Amazing Rocket Ship’s alternative to Australia’s ‘Patriotic Day of Devotion’, 26 January

Our colleagues in the department of ethnography and pre-history of the colonies at the University of Lewisham in the UK have notified us today of the discovery of a hitherto unknown journal by a midshipman abroad the Bark Endeavour. In this precious document appears a portrait of Cook ‘dressed’ as what the artist describes as ‘the noble savage’. What is even more astonishing is the artist’s inclusion of what can only be a space rocket over Cook’s left (and bare) shoulder. The journal is currently undergoing forensic tests to establish its authenticity, with one [tiresome and ambitious] early career scholar already noting that Cook was but a mere lieutenant in 1770.

Captain James Cook portrayed as 'the noble savage' as he comes ashore in 1770, as shown in a hitherto unknown contemporary journal.

Captain James Cook portrayed as ‘the noble savage’ as he comes ashore in 1770, as shown in a hitherto unknown contemporary journal.

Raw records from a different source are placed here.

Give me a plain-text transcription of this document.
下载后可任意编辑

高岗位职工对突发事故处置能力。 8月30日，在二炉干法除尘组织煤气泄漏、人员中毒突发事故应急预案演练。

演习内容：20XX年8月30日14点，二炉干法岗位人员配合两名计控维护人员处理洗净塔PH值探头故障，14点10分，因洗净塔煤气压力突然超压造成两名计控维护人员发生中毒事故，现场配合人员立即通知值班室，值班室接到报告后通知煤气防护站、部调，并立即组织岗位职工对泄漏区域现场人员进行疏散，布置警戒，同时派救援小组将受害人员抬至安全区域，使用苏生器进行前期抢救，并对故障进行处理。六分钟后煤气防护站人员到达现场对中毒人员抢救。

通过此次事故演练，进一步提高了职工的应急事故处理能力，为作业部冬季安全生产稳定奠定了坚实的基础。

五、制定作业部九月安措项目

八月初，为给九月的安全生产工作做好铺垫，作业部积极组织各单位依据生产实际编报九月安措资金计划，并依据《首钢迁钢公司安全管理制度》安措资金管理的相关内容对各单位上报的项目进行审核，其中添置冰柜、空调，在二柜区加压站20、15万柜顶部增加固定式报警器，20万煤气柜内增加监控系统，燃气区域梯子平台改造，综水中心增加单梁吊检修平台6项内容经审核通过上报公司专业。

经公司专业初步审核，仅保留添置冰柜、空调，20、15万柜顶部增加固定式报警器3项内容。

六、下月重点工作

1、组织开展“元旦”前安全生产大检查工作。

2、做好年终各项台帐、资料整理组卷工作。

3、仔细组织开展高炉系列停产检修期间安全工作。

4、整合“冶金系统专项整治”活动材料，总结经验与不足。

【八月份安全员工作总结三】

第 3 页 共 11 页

Other historians, however, have begun to ponder what Cook is doing wearing but a simple thong, sword and naval hat. Is this an attempt to reveal to the custodians of the land that he, Cook, is underneath all his regalia simply a human being like them and comes in peace to ‘Make Space for Everyone’? Is that why Amazing Rocket Ship was there to ensure this message was received? One can only wonder at what a difference there might have been had Cook listened.